The reason is that Rust needs to compute the version_hash at compile time for different compression scenarios, which requires calculating $2^5$ hashes (because of not_compress_i32 / compress_i32 / not_compress_i64 / compress_to_var_i64/ compress_to_sli_i64). If we further add U32 / VAR_U32 / U64 / VAR_U64 / SLI_U64, it becomes even more explosive.

Separating the two compression flags can effectively mitigate this situation.

Which means, for int_32 and int_64, when computing the hash, we only treat them as Types::INT32 and Types::INT64. And use 1 bit of the hash value to represent compress_int_flag, and another 2 bits to represent compress_long_encoding. For u32 and u64, 3 more bits are needed. What do you think of this approach?

urlyy avatar Nov 15 '25 01:11 urlyy

  1. Currently, ForyRust requires users to use #[fory(compress_int)] or #[fory(compress_int=true/false)] on a type to set whether compress_int is enabled for that type. ForyRust will directly compute the version_hash at compile time based on the type’s corresponding compress_int.

  2. If the parameter macro is not used, compress_int defaults to true.

  3. When registering, ForyRust sets the TypeResolver’s compress_int value based on the is_compress_int() return value of the registered type. Therefore, if there is a conflict, it will panic immediately. This requires that all types registered under a single Fory object must have the same compress_int value.

  4. As mentioned above, I added a new method is_compress_int() to StructSerializer.

  5. If no type has been registered yet, users can manually set compress_int() by calling fory.compress_int(bool). However, if a type with compress_int=true/false has already been registered, setting fory.compress_int(false/true) will immediately panic.

  6. For EXT, there’s no need to worry. If some struct types are already registered, EXT’s compress_int will match the other registered types. If not, it can still be manually set via fory.compress_int(bool).
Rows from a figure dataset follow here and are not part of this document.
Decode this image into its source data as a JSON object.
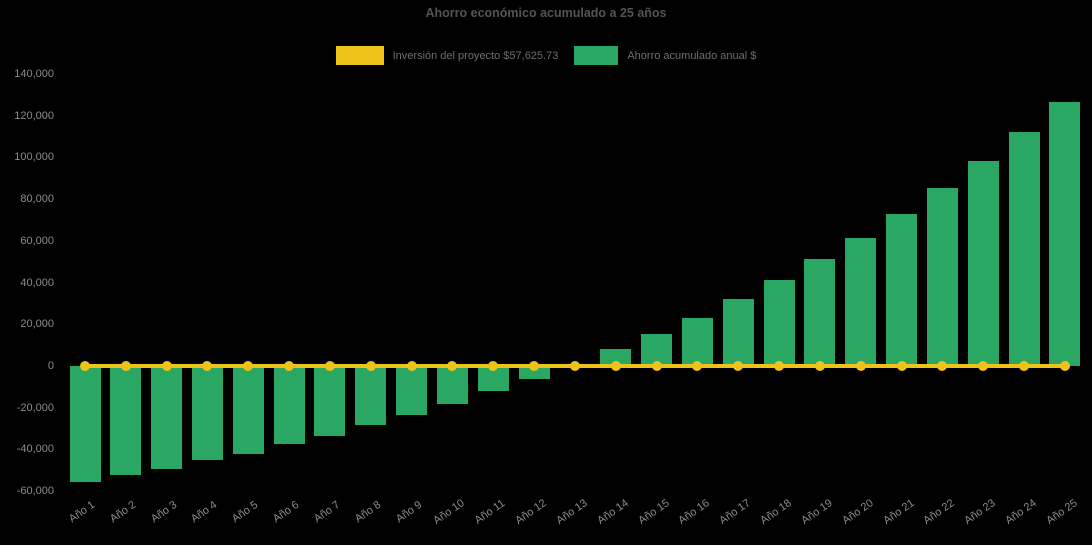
{
  "colors": {
    "background": "#000000",
    "bar": "#2aa763",
    "line": "#eec319",
    "title_text": "#545454",
    "axis_text": "#8c8c8c",
    "legend_text": "#6e6e6e"
  },
  "chart_data": {
    "type": "bar",
    "title": "Ahorro económico acumulado a 25 años",
    "categories": [
      "Año 1",
      "Año 2",
      "Año 3",
      "Año 4",
      "Año 5",
      "Año 6",
      "Año 7",
      "Año 8",
      "Año 9",
      "Año 10",
      "Año 11",
      "Año 12",
      "Año 13",
      "Año 14",
      "Año 15",
      "Año 16",
      "Año 17",
      "Año 18",
      "Año 19",
      "Año 20",
      "Año 21",
      "Año 22",
      "Año 23",
      "Año 24",
      "Año 25"
    ],
    "series": [
      {
        "name": "Inversión del proyecto $57,625.73",
        "type": "line",
        "color": "#eec319",
        "values": [
          0,
          0,
          0,
          0,
          0,
          0,
          0,
          0,
          0,
          0,
          0,
          0,
          0,
          0,
          0,
          0,
          0,
          0,
          0,
          0,
          0,
          0,
          0,
          0,
          0
        ]
      },
      {
        "name": "Ahorro acumulado anual $",
        "type": "bar",
        "color": "#2aa763",
        "values": [
          -55600,
          -52400,
          -49400,
          -44900,
          -42200,
          -37500,
          -33600,
          -28300,
          -23600,
          -18100,
          -12000,
          -6200,
          700,
          8200,
          15300,
          23200,
          32000,
          41200,
          51300,
          61500,
          72900,
          85200,
          98300,
          112100,
          126400
        ]
      }
    ],
    "xlabel": "",
    "ylabel": "",
    "ylim": [
      -60000,
      140000
    ],
    "ytick_step": 20000,
    "ytick_labels": [
      "140,000",
      "120,000",
      "100,000",
      "80,000",
      "60,000",
      "40,000",
      "20,000",
      "0",
      "-20,000",
      "-40,000",
      "-60,000"
    ],
    "grid": false,
    "legend_position": "top"
  }
}
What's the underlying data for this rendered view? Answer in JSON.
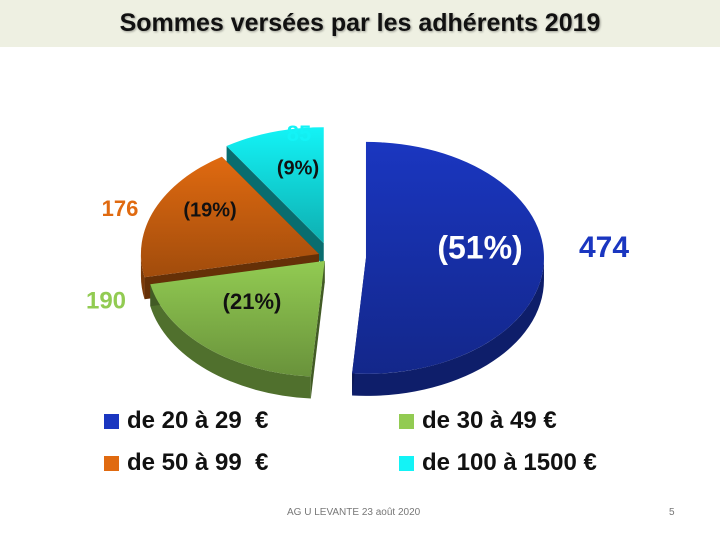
{
  "title": "Sommes versées par les adhérents 2019",
  "chart_data": {
    "type": "pie",
    "style": "3d-exploded",
    "title": "Sommes versées par les adhérents 2019",
    "slices": [
      {
        "label": "de 20 à 29  €",
        "value": 474,
        "percent_label": "(51%)",
        "color": "#1a36c0"
      },
      {
        "label": "de 30 à 49 €",
        "value": 190,
        "percent_label": "(21%)",
        "color": "#92cb52"
      },
      {
        "label": "de 50 à 99  €",
        "value": 176,
        "percent_label": "(19%)",
        "color": "#e06a10"
      },
      {
        "label": "de 100 à 1500 €",
        "value": 85,
        "percent_label": "(9%)",
        "color": "#13f3f6"
      }
    ],
    "legend_position": "bottom"
  },
  "footer": {
    "center": "AG U LEVANTE     23 août 2020",
    "page_number": "5"
  }
}
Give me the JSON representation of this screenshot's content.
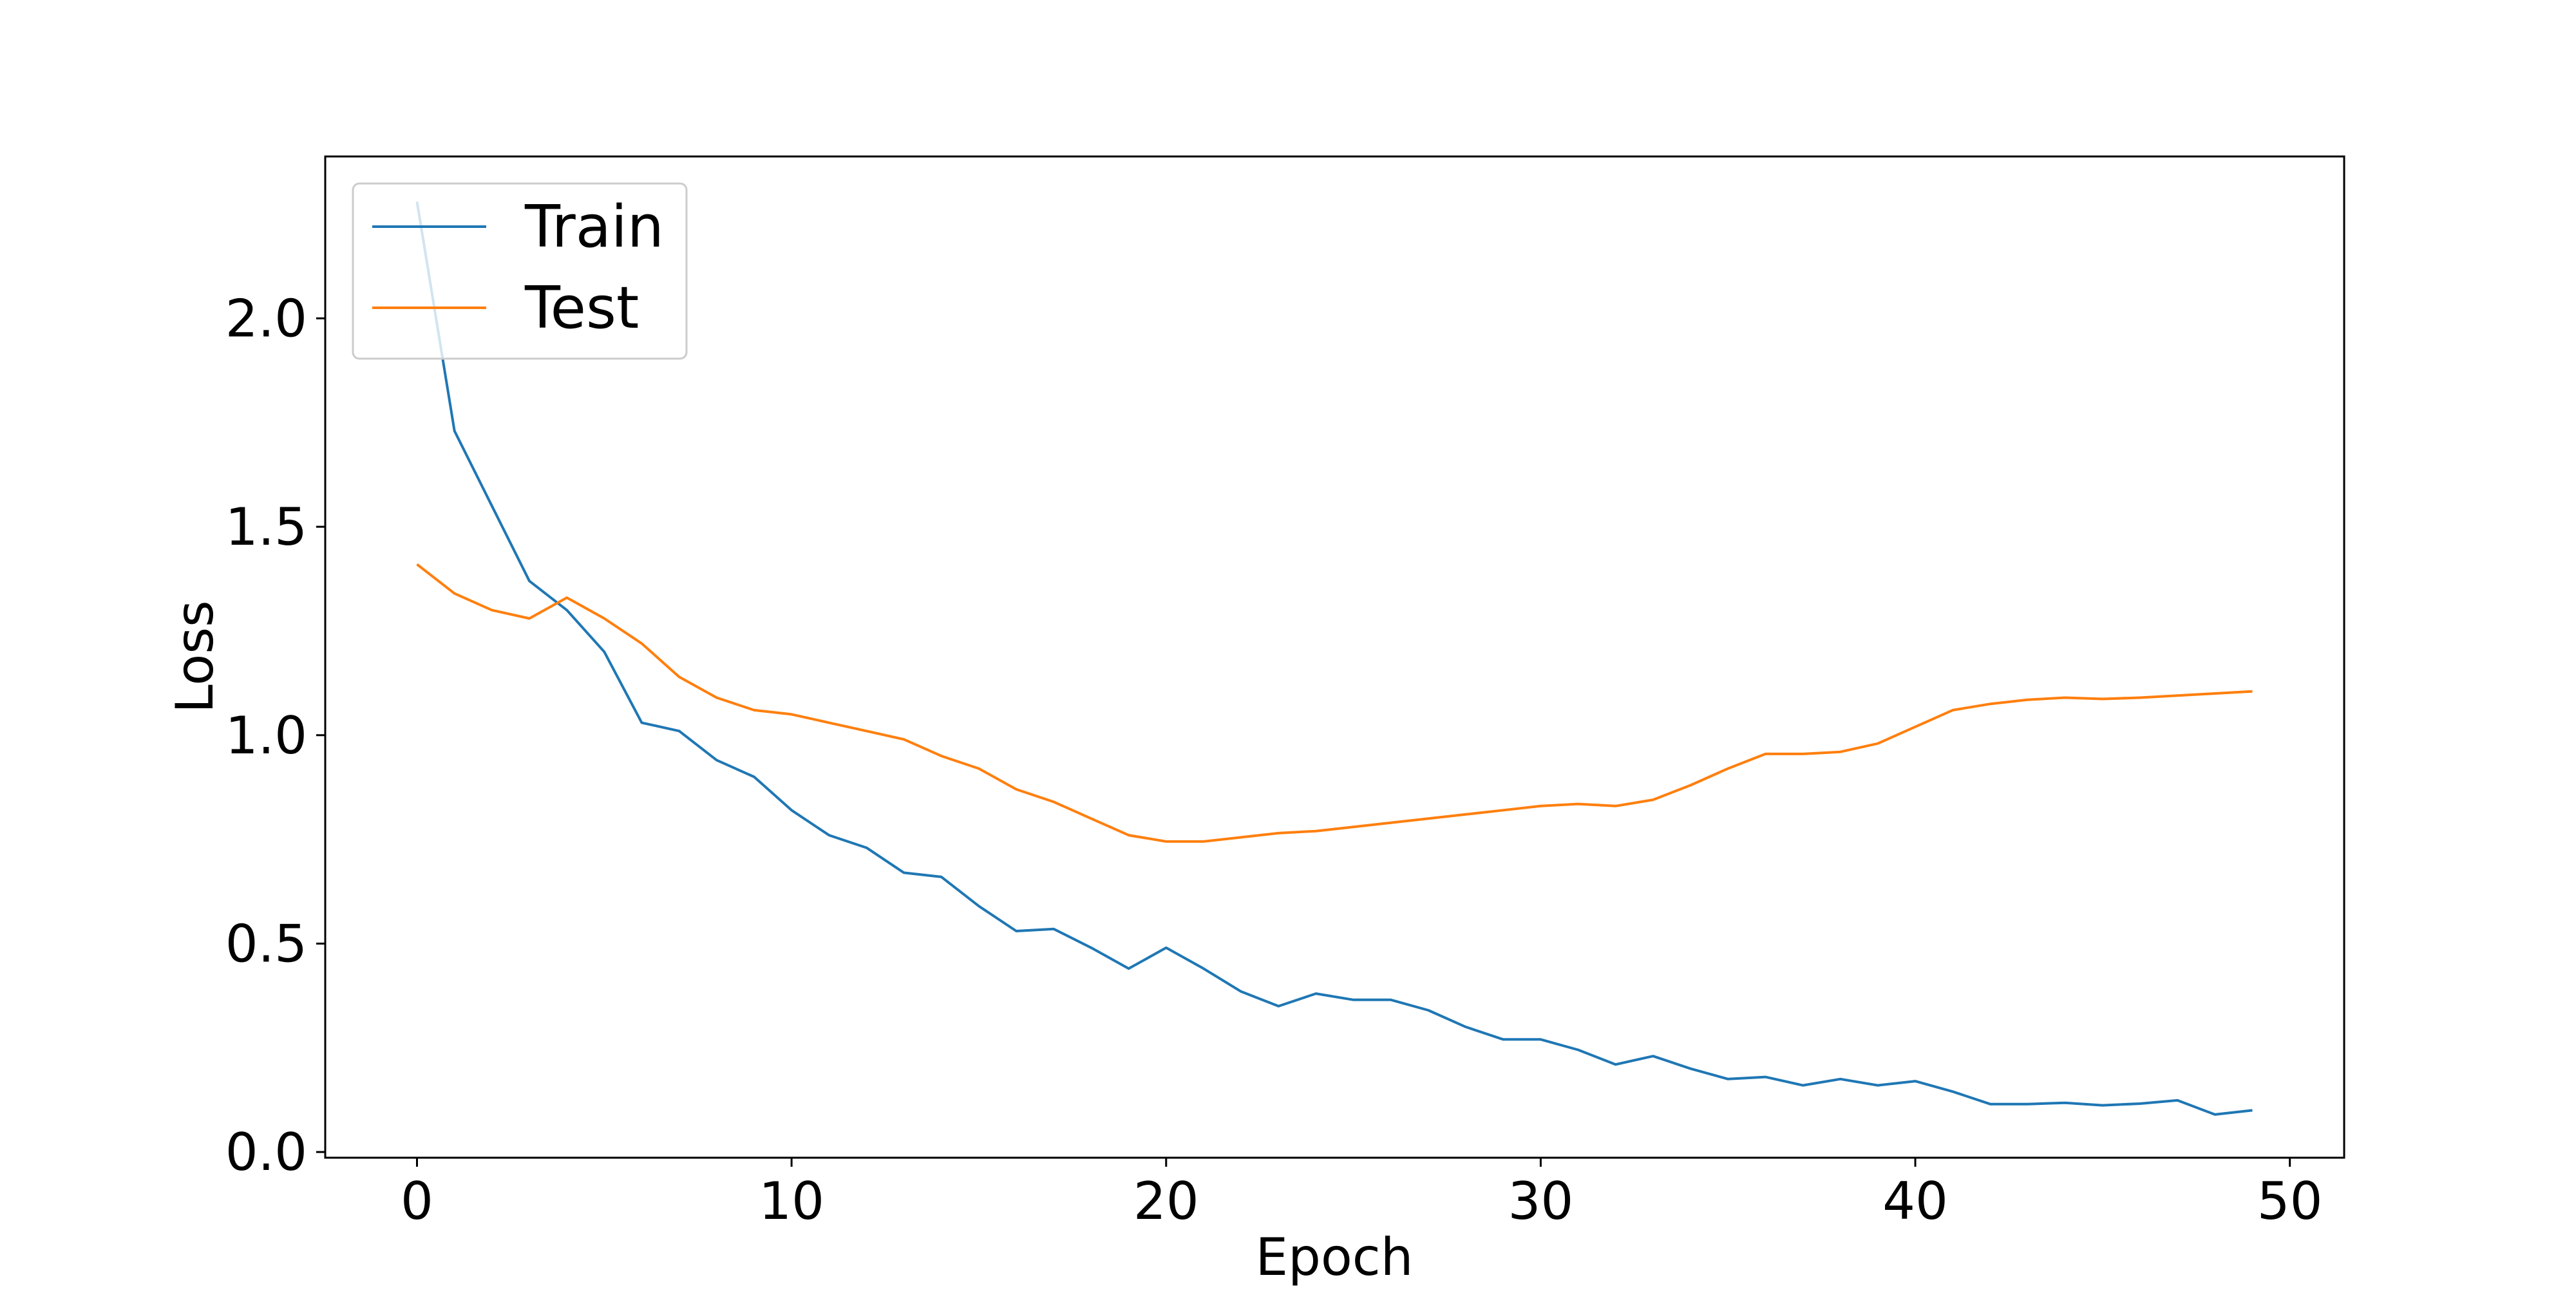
{
  "chart_data": {
    "type": "line",
    "title": "",
    "xlabel": "Epoch",
    "ylabel": "Loss",
    "xlim": [
      -2.45,
      51.45
    ],
    "ylim": [
      -0.0137,
      2.3884
    ],
    "xticks": [
      0,
      10,
      20,
      30,
      40,
      50
    ],
    "xtick_labels": [
      "0",
      "10",
      "20",
      "30",
      "40",
      "50"
    ],
    "yticks": [
      0.0,
      0.5,
      1.0,
      1.5,
      2.0
    ],
    "ytick_labels": [
      "0.0",
      "0.5",
      "1.0",
      "1.5",
      "2.0"
    ],
    "grid": false,
    "legend_position": "top-left",
    "x": [
      0,
      1,
      2,
      3,
      4,
      5,
      6,
      7,
      8,
      9,
      10,
      11,
      12,
      13,
      14,
      15,
      16,
      17,
      18,
      19,
      20,
      21,
      22,
      23,
      24,
      25,
      26,
      27,
      28,
      29,
      30,
      31,
      32,
      33,
      34,
      35,
      36,
      37,
      38,
      39,
      40,
      41,
      42,
      43,
      44,
      45,
      46,
      47,
      48,
      49
    ],
    "series": [
      {
        "name": "Train",
        "color": "#1f77b4",
        "values": [
          2.28,
          1.73,
          1.55,
          1.37,
          1.3,
          1.2,
          1.03,
          1.01,
          0.94,
          0.9,
          0.82,
          0.76,
          0.73,
          0.67,
          0.66,
          0.59,
          0.53,
          0.535,
          0.49,
          0.44,
          0.49,
          0.44,
          0.385,
          0.35,
          0.38,
          0.365,
          0.365,
          0.34,
          0.3,
          0.27,
          0.27,
          0.245,
          0.21,
          0.23,
          0.2,
          0.175,
          0.18,
          0.16,
          0.175,
          0.16,
          0.17,
          0.145,
          0.115,
          0.115,
          0.118,
          0.112,
          0.116,
          0.124,
          0.09,
          0.1
        ]
      },
      {
        "name": "Test",
        "color": "#ff7f0e",
        "values": [
          1.41,
          1.34,
          1.3,
          1.28,
          1.33,
          1.28,
          1.22,
          1.14,
          1.09,
          1.06,
          1.05,
          1.03,
          1.01,
          0.99,
          0.95,
          0.92,
          0.87,
          0.84,
          0.8,
          0.76,
          0.745,
          0.745,
          0.755,
          0.765,
          0.77,
          0.78,
          0.79,
          0.8,
          0.81,
          0.82,
          0.83,
          0.835,
          0.83,
          0.845,
          0.88,
          0.92,
          0.955,
          0.955,
          0.96,
          0.98,
          1.02,
          1.06,
          1.075,
          1.085,
          1.09,
          1.087,
          1.09,
          1.095,
          1.1,
          1.105
        ]
      }
    ]
  }
}
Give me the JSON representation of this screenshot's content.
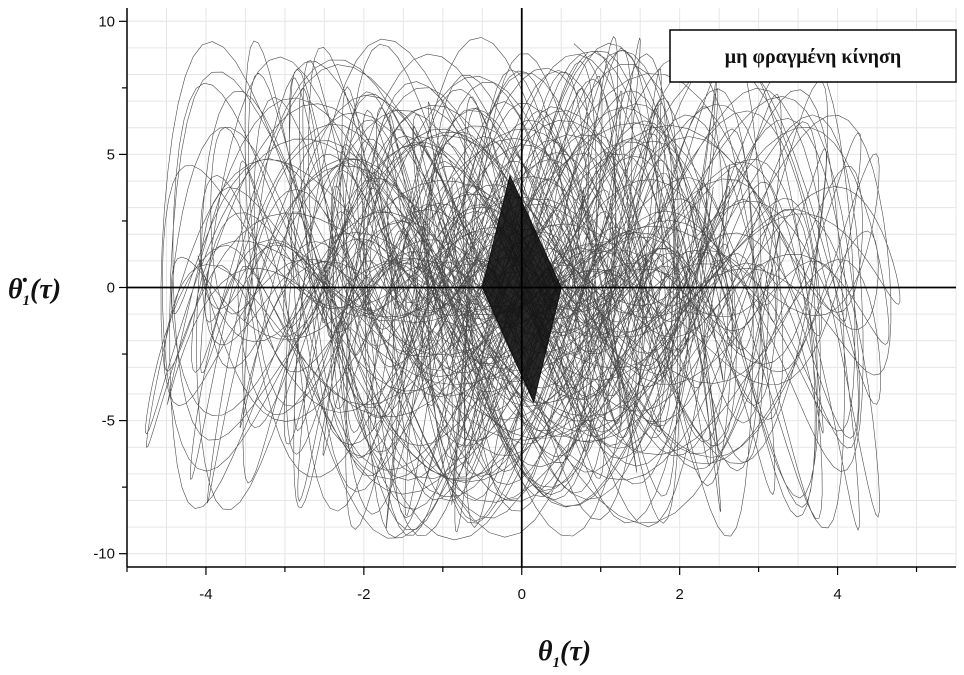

  7. Since the default value of compress_int is true, it can be cumbersome for users who want to set it to false for everything. Therefore, I submitted #2916 to help alleviate this situation.

urlyy avatar Nov 15 '25 20:11 urlyy

Still needs to address #2886 #2887, you can first review my approach and code.

urlyy avatar Nov 15 '25 20:11 urlyy

Currently, the behavior of int::fory_read_data() is determined by the local fory's is_compress_int(). Do we need to change it so that Serializer#fory_read_data(remote_type_id) performs different read operations based on the type_id that was read?

urlyy avatar Nov 17 '25 14:11 urlyy

Could we remove compress_int API. The xlang is different pure java. In pure java, we only write code once to create fory. Now in xlang mode, we crate fory in every language, adding too much options is error-prone to introduce inconsistency. And rust don't support generate code dynamically, such option also introduce runtime cost.

I prefer a macro attr:

struct Foo {
  [#fory(compress=False)]
  f1: i32
}

For java, we can create an annotation:

class Foo {
  @ForyField(compress=false)
  int f1:
}

For python, we can create a field method like dataclass decorator.

We can support #fory(compress=False) for pure rust in this pr, so we don't have to support java annotation or python field in this pr

chaokunyang avatar Nov 22 '25 02:11 chaokunyang

We can support #fory(compress=False) for pure rust in this pr, so we don't have to support java annotation or python field in this pr

OK, I will implement the compress_int annotation on member variable for each language one by one in separate PRs, and then open another PR at the end for cross-language testing.